Preliminary Determination
The preliminary weighted-average dumping margins are as follows:
------------------------------------------------------------------------
Weighted-
Exporter Supplier average margin
------------------------------------------------------------------------
Snow-Apple Group Limited.......... Chengdu Long Tai 69.58
Biotechnology Co.,
Ltd.
Tianjin Chengyi International Zhenjiang Dantu 69.58
Trading (Tianjin) Co., Limited. Guangming Auxiliary
Material Factory.
Tianjin Chengyi International Sichuan Shifang 69.58
Trading (Tianjin) Co., Limited. Hongsheng Chemicals
Co., Ltd.
Wenda Co., Ltd.................... Thermphos (China) 69.58
Food Additive Co.,
Ltd.
Yunnan Newswift Company Ltd....... Guangxi Yizhou 69.58
Yisheng Fine
Chemicals Co., Ltd.
Yunnan Newswift Company Ltd....... Mainzhu Hanwang 69.58
Mineral Salt
Chemical Co., Ltd.
Yunnan Newswift Company Ltd....... Sichuan Shengfeng 69.58
Phosphate Chemical
Co., Ltd.
PRC-Wide **....................... .................... 95.40
------------------------------------------------------------------------
** In this case, the PRC-wide rate includes Sichuan Blue Sword Import
and Export Co., Ltd. and SD BNI(LYG) Co. Ltd.
[[Page 12514]]
Disclosure
We will disclose the calculations performed within five days of the
date of publication of this notice to parties in this proceeding in
accordance with 19 CFR 351.224(b).
Suspension of Liquidation
In accordance with section 733(d) of the Act, we will instruct CBP
to suspend liquidation of all entries of merchandise subject to this
investigation, entered, or withdrawn from warehouse, for consumption on
or after the date of publication of this notice in the Federal
Register. For the exporter/producer combinations listed in the chart
above, the following cash deposit requirements will be effective upon
publication of the preliminary determination for all shipments of
merchandise under consideration entered or withdrawn from warehouse,
for consumption on or after publication date: (1) The rate for the
exporter/producer combinations listed in the chart above will be the
rate we have determined in this preliminary determination; (2) for all
PRC exporters of merchandise subject to this investigation that have
not received their own rate, the cash-deposit rate will be the PRC-wide
rate; (3) for all non-PRC exporters of merchandise subject to this
investigation that have not received their own rate, the cash-deposit
rate will be the rate applicable to the PRC exporter/producer
combination that supplied that non-PRC exporter. These suspension-of-
liquidation instructions will remain in effect until further notice. We
will instruct CBP to require a cash deposit or the posting of a bond
equal to the weighted-average amount by which the NV exceeds U.S.

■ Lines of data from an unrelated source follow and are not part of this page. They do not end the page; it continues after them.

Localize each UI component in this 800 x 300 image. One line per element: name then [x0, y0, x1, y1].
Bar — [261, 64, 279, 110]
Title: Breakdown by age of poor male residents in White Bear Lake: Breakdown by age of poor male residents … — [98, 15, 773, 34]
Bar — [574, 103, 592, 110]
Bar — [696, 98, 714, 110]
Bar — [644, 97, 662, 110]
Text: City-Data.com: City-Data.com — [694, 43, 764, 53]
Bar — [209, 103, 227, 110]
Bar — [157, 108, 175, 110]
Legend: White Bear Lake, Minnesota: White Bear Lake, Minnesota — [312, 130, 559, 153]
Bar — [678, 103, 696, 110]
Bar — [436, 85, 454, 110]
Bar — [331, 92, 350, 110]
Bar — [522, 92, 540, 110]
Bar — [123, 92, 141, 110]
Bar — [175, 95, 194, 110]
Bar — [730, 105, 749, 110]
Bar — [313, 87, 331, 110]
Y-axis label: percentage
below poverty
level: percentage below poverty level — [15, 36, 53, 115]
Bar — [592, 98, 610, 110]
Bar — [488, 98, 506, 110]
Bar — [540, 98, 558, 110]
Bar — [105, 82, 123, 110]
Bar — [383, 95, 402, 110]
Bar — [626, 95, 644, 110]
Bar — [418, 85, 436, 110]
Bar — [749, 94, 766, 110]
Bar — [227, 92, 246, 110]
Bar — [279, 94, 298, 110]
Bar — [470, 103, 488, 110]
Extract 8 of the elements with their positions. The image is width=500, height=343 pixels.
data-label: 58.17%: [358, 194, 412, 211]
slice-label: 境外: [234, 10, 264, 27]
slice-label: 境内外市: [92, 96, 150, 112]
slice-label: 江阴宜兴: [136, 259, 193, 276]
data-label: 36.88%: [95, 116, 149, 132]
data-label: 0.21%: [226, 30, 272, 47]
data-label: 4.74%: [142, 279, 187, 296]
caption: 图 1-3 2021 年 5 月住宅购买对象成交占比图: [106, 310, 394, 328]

price, as indicated above. The suspension of liquidation will remain in
effect until further notice.
International Trade Commission Notification
In accordance with section 733(f) of the Act, we have notified the
ITC of our preliminary affirmative determination of sales at less than
fair value. Section 735(b)(2) of the Act requires the ITC to make its
final determination as to whether the domestic industry in the United
States is materially injured, or threatened with material injury, by
reason of imports of phosphate salts, or sales (or the likelihood of
sales) for importation, of the merchandise under investigation within
45 days of our final determination.
Public Comment
Case briefs or other written comments on the preliminary
determination may be submitted to the Assistant Secretary for Import
Administration no later than 30 days after the date of publication of
this preliminary determination. See 19 CFR 351.309(c)(1)(i). Rebuttal
briefs, the content of which is limited to the issues raised in the
case briefs, must be filed within five days after the deadline for the
submission of case briefs. See 19 CFR 351.309(d). A list of authorities
used and an executive summary of issues should accompany any briefs
submitted to the Department. This summary should be limited to five
pages total, including footnotes.
In accordance with section 774 of the Act, and if requested, we
will hold a public hearing, to afford interested parties an opportunity
to comment on arguments raised in case or rebuttal briefs. If a request
for a hearing is made, we intend to hold the hearing shortly after the
deadline of submission of rebuttal briefs at the U.S. Department of
Commerce, 14th Street and Constitution Ave, NW., Washington, DC 20230,
at a time and location to be determined. Parties should confirm by
telephone the date, time, and location of the hearing two days before
the scheduled date.
Interested parties who wish to request a hearing, or to participate
if one is requested, must submit a written request to the Assistant
Secretary for Import Administration, U.S. Department of Commerce, Room
1870, within 30 days after the date of publication of this notice. See
19 CFR 351.310(c). Requests should contain the party's name, address,
and telephone number, the number of participants, and a list of the
issues to be discussed. At the hearing, each party may make an
affirmative presentation only on issues raised in that party's case
brief and may make rebuttal presentations only on arguments included in
that party's rebuttal brief. This determination is issued and published
in accordance with sections 733(f) and 777(i)(1) of the Act.
Dated: March 10, 2010.
Ronald K. Lorentzen,
Deputy Assistant Secretary for Import Administration.